- Theatrical poster
- Directed by: Anthony Wonke
- Produced by: Paul Martin
- Starring: Cristiano Ronaldo
- Cinematography: Mike Eley; Neil Harvey;
- Music by: Walter Mair
- Production companies: On the Corner Films; We Came We Saw We Conquered Studios; Mediapro;
- Distributed by: Universal Pictures Picturehouse Entertainment
- Release date: 9 November 2015;
- Running time: 92 minutes
- Country: United Kingdom
- Languages: English; Portuguese;

= Ronaldo (film) =

Ronaldo is a 2015 British documentary film directed by Anthony Wonke. It tells the life and career of Portuguese professional footballer Cristiano Ronaldo. The film was released worldwide on 9 November 2015. A trailer for the film was released on 28 September 2015.

==Production==
Directed by Anthony Wonke and executive-produced by Asif Kapadia, who directed Senna (2010) and Amy (2015), documentaries depicting the lives and deaths of Brazilian racing driver Ayrton Senna and English singer-songwriter Amy Winehouse respectively, Ronaldo was shot over 14 months with the film-makers gaining access to Ronaldo's private life and inner circle of friends, family and team-mates.

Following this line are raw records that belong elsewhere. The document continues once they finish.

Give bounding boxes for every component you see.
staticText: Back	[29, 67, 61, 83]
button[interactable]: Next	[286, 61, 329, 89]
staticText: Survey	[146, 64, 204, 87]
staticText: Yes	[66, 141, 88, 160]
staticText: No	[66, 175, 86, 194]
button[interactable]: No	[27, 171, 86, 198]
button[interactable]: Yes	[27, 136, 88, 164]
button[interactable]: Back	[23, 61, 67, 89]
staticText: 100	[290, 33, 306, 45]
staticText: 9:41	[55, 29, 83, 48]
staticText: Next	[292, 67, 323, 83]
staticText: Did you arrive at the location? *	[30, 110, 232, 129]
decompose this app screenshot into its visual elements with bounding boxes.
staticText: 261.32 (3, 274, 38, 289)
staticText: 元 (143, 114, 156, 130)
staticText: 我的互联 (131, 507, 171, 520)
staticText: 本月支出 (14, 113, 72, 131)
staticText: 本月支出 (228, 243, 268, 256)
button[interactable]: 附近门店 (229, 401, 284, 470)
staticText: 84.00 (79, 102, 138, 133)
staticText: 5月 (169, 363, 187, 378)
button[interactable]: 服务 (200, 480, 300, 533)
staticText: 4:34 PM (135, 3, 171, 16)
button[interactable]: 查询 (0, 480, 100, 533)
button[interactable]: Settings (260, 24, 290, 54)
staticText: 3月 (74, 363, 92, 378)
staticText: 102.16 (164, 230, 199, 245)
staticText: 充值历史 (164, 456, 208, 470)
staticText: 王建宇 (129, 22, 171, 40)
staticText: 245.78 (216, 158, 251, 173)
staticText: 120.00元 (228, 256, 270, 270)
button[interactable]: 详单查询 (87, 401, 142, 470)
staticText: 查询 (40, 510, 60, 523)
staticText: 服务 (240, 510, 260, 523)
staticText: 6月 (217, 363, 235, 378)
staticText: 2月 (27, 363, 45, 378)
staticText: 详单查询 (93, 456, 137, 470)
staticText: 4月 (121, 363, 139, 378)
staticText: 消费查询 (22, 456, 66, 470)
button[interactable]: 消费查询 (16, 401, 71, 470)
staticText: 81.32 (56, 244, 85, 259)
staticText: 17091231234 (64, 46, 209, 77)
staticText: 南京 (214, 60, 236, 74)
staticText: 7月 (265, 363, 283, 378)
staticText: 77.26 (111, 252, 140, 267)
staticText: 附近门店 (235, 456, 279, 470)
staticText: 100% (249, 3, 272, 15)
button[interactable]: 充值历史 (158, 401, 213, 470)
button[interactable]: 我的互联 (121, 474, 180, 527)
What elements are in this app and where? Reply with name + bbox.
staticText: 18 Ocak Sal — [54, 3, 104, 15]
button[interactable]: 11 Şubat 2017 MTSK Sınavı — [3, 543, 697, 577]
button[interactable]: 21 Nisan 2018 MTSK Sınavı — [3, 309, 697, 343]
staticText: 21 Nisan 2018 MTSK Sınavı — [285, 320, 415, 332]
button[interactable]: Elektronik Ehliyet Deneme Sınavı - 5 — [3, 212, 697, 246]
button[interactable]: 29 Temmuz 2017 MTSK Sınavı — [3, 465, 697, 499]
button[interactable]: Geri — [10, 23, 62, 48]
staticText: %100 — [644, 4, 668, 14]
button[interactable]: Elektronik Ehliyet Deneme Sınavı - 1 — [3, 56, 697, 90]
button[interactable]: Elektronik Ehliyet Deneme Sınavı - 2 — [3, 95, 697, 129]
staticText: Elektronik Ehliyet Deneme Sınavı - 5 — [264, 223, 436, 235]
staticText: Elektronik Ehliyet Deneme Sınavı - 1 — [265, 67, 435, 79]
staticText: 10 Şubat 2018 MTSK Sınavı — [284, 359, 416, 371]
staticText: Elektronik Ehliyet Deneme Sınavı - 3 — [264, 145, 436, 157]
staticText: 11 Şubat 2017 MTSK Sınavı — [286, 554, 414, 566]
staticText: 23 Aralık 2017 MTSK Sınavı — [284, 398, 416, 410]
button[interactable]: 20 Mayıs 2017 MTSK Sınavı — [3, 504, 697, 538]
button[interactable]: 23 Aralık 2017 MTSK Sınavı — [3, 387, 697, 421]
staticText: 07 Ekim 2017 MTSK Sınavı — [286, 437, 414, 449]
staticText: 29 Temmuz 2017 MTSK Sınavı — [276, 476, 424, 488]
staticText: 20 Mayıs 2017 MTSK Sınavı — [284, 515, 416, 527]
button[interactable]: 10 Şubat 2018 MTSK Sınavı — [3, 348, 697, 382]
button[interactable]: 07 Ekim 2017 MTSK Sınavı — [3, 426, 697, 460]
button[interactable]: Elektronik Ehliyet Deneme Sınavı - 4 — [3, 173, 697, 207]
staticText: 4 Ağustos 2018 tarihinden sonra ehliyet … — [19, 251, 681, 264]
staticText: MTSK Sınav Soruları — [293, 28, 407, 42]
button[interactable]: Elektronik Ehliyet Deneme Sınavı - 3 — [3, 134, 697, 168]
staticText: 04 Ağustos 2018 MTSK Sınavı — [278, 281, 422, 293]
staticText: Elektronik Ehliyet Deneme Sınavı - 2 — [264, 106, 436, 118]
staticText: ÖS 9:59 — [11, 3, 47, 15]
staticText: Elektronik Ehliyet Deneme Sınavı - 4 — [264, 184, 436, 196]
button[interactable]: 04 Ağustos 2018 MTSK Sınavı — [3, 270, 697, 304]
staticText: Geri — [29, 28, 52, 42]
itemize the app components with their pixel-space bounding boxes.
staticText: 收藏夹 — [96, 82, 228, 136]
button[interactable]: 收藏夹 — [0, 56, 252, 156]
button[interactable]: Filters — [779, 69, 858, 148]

The film was shot in Madeira, Ronaldo's birthplace, Funchal, where he began his professional career with Sporting CP, and Madrid, where he was residing when he played for Real Madrid. Ronaldo himself announced the film's production on Twitter on 9 June 2015, posting a picture of his son, Cristiano Jr., behind a camera along with the announcement.

==Synopsis==
Ronaldo documents the life and way of thinking of Cristiano Ronaldo (born Cristiano Ronaldo dos Santos Aveiro; 5 February 1985), from his childhood until 2015, through a series of interviews with Ronaldo himself as well as friends and family. Parts of the film also follow Ronaldo's day-to-day life with family and friends, including his son Cristiano Jr., his mother Maria Dolores dos Santos Aveiro, his brother Hugo and his sisters Elma and Cátia Aveiro.